Ainsi en va-t-il de la question de la volonté du président français de ne pas tenir un referendum sur le traité simplifié. "Je l'avais dit lors de la campagne. J'ai été autorisé par le peuple français à le faire ratifier par le Parlement" , a signifié Nicolas Sarkozy, non sans s'étonner, un brin perfide, que le Parlement européen rechigne à le suivre.
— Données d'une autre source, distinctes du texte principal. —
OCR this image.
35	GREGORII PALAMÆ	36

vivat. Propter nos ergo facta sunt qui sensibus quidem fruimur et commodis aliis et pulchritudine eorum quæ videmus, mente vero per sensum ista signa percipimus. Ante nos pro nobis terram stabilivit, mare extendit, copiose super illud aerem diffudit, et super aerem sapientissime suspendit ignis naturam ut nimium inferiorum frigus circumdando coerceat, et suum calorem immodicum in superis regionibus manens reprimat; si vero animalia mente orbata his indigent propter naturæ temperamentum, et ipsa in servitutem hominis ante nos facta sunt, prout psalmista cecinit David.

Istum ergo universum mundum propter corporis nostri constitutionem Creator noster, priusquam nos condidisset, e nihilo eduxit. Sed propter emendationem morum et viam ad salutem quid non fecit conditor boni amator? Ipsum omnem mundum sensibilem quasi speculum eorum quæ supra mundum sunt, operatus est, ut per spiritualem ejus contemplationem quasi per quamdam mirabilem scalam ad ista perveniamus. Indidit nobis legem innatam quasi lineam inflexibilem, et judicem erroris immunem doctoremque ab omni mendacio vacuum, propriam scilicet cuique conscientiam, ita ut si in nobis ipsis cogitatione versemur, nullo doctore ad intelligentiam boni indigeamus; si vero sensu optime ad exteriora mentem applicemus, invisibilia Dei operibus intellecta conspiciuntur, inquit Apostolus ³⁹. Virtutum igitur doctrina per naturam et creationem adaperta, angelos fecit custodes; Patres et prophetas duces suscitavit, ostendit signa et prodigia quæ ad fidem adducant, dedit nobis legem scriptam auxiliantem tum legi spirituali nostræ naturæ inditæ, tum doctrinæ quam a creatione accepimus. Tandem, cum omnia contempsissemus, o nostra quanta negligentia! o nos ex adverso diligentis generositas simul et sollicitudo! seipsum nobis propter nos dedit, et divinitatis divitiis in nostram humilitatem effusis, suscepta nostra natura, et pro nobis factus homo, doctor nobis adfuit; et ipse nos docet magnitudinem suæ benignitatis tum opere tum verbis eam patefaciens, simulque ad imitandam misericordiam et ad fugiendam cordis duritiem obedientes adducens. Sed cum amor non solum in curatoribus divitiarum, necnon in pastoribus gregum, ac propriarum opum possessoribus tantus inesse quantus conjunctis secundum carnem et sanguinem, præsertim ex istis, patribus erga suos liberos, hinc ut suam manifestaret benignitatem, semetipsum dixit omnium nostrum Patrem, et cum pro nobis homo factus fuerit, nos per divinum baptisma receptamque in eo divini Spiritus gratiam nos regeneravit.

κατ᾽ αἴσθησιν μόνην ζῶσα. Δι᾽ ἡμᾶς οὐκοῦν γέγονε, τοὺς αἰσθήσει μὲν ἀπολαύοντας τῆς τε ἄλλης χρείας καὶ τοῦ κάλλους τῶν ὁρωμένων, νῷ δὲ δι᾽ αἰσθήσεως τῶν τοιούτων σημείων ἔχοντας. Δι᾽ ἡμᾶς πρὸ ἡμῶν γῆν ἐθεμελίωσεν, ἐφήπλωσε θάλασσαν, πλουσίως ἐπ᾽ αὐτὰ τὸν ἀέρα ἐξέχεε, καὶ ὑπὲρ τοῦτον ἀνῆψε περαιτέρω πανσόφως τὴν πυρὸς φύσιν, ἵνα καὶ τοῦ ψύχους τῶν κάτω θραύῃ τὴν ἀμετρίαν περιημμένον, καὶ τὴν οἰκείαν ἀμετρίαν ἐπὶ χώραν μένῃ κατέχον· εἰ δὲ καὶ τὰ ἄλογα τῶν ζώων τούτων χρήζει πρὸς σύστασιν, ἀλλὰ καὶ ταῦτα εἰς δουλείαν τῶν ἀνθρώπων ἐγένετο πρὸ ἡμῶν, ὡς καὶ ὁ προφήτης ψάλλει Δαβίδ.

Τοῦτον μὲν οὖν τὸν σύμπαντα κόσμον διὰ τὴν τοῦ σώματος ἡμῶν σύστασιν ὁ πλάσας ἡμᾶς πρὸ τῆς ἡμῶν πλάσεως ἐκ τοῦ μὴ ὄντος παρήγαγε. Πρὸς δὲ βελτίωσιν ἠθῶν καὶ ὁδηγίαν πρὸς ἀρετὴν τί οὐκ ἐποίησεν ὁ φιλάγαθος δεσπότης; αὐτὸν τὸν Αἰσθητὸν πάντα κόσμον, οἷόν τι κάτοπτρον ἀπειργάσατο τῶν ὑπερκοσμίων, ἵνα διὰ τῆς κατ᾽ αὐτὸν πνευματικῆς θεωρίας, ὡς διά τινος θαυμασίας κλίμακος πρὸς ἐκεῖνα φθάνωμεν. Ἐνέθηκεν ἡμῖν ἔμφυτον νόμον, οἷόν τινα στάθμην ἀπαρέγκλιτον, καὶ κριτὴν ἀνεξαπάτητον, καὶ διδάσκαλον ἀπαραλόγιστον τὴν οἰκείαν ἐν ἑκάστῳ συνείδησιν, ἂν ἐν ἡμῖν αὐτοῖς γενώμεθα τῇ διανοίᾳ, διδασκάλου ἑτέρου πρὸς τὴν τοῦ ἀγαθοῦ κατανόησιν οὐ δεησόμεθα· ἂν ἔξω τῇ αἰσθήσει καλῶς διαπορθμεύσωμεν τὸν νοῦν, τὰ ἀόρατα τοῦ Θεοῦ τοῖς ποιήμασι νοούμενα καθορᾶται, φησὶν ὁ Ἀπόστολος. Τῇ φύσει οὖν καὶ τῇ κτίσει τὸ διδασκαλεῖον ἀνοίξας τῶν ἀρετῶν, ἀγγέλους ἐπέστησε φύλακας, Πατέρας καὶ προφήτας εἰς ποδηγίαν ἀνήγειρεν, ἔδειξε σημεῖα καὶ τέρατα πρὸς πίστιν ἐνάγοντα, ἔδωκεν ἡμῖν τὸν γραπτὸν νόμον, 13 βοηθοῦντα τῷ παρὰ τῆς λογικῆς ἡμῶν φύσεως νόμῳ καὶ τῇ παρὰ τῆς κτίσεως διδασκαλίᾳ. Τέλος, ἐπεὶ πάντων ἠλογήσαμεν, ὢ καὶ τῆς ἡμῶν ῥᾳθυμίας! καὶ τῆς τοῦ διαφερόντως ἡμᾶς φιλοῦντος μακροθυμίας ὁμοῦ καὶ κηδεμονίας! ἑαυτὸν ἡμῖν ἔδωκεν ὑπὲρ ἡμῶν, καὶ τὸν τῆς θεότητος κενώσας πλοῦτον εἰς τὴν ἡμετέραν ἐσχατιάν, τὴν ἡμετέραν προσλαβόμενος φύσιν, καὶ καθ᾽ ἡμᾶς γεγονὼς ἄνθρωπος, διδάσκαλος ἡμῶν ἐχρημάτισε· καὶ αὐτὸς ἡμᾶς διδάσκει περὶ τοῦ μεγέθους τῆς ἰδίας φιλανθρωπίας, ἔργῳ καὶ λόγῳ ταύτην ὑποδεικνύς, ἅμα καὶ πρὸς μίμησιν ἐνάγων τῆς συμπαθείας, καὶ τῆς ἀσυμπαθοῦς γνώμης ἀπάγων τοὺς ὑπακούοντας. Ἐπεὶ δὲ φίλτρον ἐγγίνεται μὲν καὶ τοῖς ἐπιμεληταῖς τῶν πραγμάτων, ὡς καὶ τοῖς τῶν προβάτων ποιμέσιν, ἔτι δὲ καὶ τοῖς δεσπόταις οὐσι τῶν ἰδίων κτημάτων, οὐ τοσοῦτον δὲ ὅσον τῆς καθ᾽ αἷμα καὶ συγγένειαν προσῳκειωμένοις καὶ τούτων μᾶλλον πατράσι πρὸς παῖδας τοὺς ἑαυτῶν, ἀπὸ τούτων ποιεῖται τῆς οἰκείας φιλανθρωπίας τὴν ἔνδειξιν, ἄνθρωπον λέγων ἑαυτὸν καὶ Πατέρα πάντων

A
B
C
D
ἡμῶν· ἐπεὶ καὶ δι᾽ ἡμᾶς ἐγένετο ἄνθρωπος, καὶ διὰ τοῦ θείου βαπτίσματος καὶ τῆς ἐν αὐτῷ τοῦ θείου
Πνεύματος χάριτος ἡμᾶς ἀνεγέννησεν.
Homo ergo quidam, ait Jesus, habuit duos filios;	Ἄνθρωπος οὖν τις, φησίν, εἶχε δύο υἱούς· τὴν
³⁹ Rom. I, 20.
Si l'Europe démocratique est au Parlement européen pourquoi la "France démocratique ne serait-elle pas au Parlement français ?"
Autre terrain sur lequel le président déclare tenir ses promesses, celui des réformes menées chez lui. "Ces réformes, les Français les ont approuvées, je leur ai tout dit avant les élections pour pouvoir tout faire après." Message on ne peut plus clair en pleine grève de la SNCF et de redéfinition des régimes spéciaux de retraite (lire en pp. 2 et 4).
Ce sujet, a priori hexagonal, a des dimensions communautaires selon Nicolas Sarkozy puisqu'il a déclaré que "nul en Europe n'a intérêt à une France affaiblie. [...] Ces réformes, je les mènerai jusqu'au bout. C'est le meilleur service que je puisse rendre à l'Europe".
"Bon discours européen"
Une logique imparable qui amènera le socialiste français Gilles Savary à parler de "numéro de psychanalyse franco-français" interprété par un "Rambozy" champion du "bluff".
Au-delà du bon mot, l'eurodéputé reconnaît avoir entendu un "bon discours européen" mais s'interroge : brillant dans "l'instant politique" du verbal, Sarkozy tiendra-t-il dans le "temps politique" ? Les convictions européennes affirmées à Strasbourg seront-elles toujours aussi fortes lorsque la France prendra la tête du Conseil européen en juillet prochain ?
Même son de cloche chez l'eurodéputé vert belge Pierre Jonckheer qui souligne que le président français a touché à des tabous parmi lesquels la Banque centrale européenne, non citée mais visée lorsque l'orateur a déclaré que "dans une démocratie, nulle indépendance ne peut se confondre avec une irresponsabilité totale".
"C'est un discours tout sauf langue de bois. Il ouvre le débat et sort de la grisaille", souligne le Belge. "Sarkozy a réhabilité le politique tout en touchant des sujets justes." Et de citer l'identité, la diversité, les droits de l'homme, la fiscalité, les politiques de change et la question du protectionnisme ou de la "réciprocité" dans un monde globalisé,..."
"Il faut le prendre au mot", conclut Jonckheer, "voir comment il met tout cela en oeuvre. Ce ne sera pas simple en France mais encore moins dans une Europe plus habituée aux consensus qu'aux débats musclés."